I still hold her tight. I'm not thinking about it.

“I love you.”

“I love you, ma fleur.”

She tucks me in like I'm a child again. For a second I almost ask her to read out loud to me like she used to, but it's been years and she looks tired. Peter's also been gone for hours and I want him to be able to come back. Even if he's lurking on the roof like some sort of beautiful gargoyle. The image of him hunched over with his wings tucked makes me want to laugh.

My mother turns off the light and softly exits the room, as if I'm a baby she's scared to wake. I wonder if she still sees me like that sometimes. Then I start to cry.

I have no idea where it comes from, but one second I'm fine and the next I'm crying into my pillow.

“Shh.” Of course I don't hear him come in. He's so damn stealthy.

“Leave me alone.” Okay, so it's mean, but I don't want him to see me cry again. I don't want anyone to see me cry.

“Do not be ashamed of tears.”

“They're embarrassing, and they make my face all red,” I say as I shake. The sobs explode out of me and I grab my pillow to muffle the sound. I can't let my parents know I'm crying. That would be the worst of the worst.

“Would you like me to hold you?” He hasn't touched me yet.

“Yeah,” I sniff like a three-year-old.

He holds his arms open and I fall into them. He isn't warm, but I don't really care about that. I can do without the beating heart. I need something to hold onto so my tears don't take me away with them. He's also big enough to muffle the sound.
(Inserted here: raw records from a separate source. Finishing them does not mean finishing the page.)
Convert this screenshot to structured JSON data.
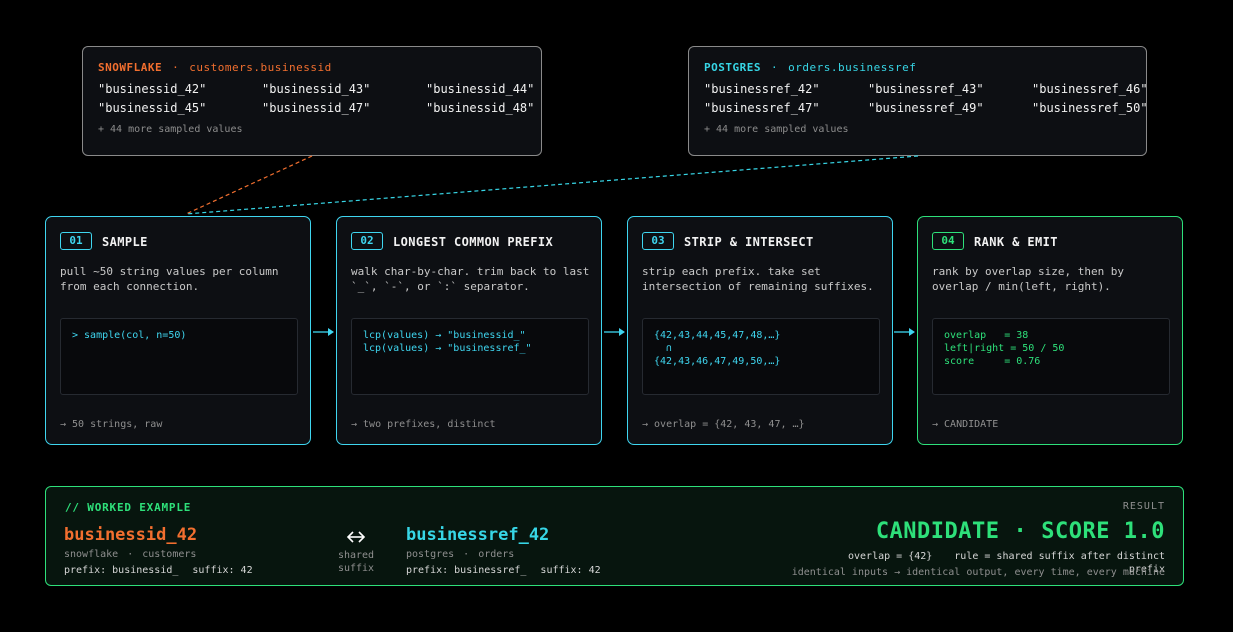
{
  "sources": {
    "snowflake": {
      "db": "SNOWFLAKE",
      "sep": "·",
      "column": "customers.businessid",
      "values": [
        "\"businessid_42\"",
        "\"businessid_43\"",
        "\"businessid_44\"",
        "\"businessid_45\"",
        "\"businessid_47\"",
        "\"businessid_48\""
      ],
      "more": "+ 44 more sampled values",
      "color": "#f26f2f"
    },
    "postgres": {
      "db": "POSTGRES",
      "sep": "·",
      "column": "orders.businessref",
      "values": [
        "\"businessref_42\"",
        "\"businessref_43\"",
        "\"businessref_46\"",
        "\"businessref_47\"",
        "\"businessref_49\"",
        "\"businessref_50\""
      ],
      "more": "+ 44 more sampled values",
      "color": "#37d6e6"
    }
  },
  "steps": [
    {
      "num": "01",
      "title": "SAMPLE",
      "desc": "pull ~50 string values per column from each connection.",
      "code": "> sample(col, n=50)",
      "out": "→ 50 strings, raw",
      "color": "#3fd6f0"
    },
    {
      "num": "02",
      "title": "LONGEST COMMON PREFIX",
      "desc": "walk char-by-char. trim back to last `_`, `-`, or `:` separator.",
      "code": "lcp(values) → \"businessid_\"\nlcp(values) → \"businessref_\"",
      "out": "→ two prefixes, distinct",
      "color": "#3fd6f0"
    },
    {
      "num": "03",
      "title": "STRIP & INTERSECT",
      "desc": "strip each prefix. take set intersection of remaining suffixes.",
      "code": "{42,43,44,45,47,48,…}\n  ∩\n{42,43,46,47,49,50,…}",
      "out": "→ overlap = {42, 43, 47, …}",
      "color": "#3fd6f0"
    },
    {
      "num": "04",
      "title": "RANK & EMIT",
      "desc": "rank by overlap size, then by overlap / min(left, right).",
      "code": "overlap   = 38\nleft|right = 50 / 50\nscore     = 0.76",
      "out": "→ CANDIDATE",
      "color": "#2ee07a"
    }
  ],
  "worked": {
    "label": "// WORKED EXAMPLE",
    "result_label": "RESULT",
    "left": {
      "id": "businessid_42",
      "db": "snowflake",
      "sep": "·",
      "table": "customers",
      "prefix": "prefix: businessid_",
      "suffix": "suffix: 42"
    },
    "middle": {
      "icon": "bidirectional-arrow-icon",
      "label": "shared suffix"
    },
    "right": {
      "id": "businessref_42",
      "db": "postgres",
      "sep": "·",
      "table": "orders",
      "prefix": "prefix: businessref_",
      "suffix": "suffix: 42"
    },
    "verdict": "CANDIDATE",
    "verdict_sep": "·",
    "score": "SCORE 1.0",
    "overlap": "overlap = {42}",
    "rule": "rule = shared suffix after distinct prefix",
    "note": "identical inputs → identical output, every time, every machine"
  }
}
I don't know how long I stay there in his rigid arms. He doesn't rock me. He doesn't say anything. He just lets me go. It's exactly what I need. He lets me cry it out, dribbling snot and tears all over his shirt. I feel bad, but there's really nothing I can do about it.

Like a hurricane, it takes a while for my crying jag to blow itself out. I also probably look like I got hit by a truck, but that's beside the point.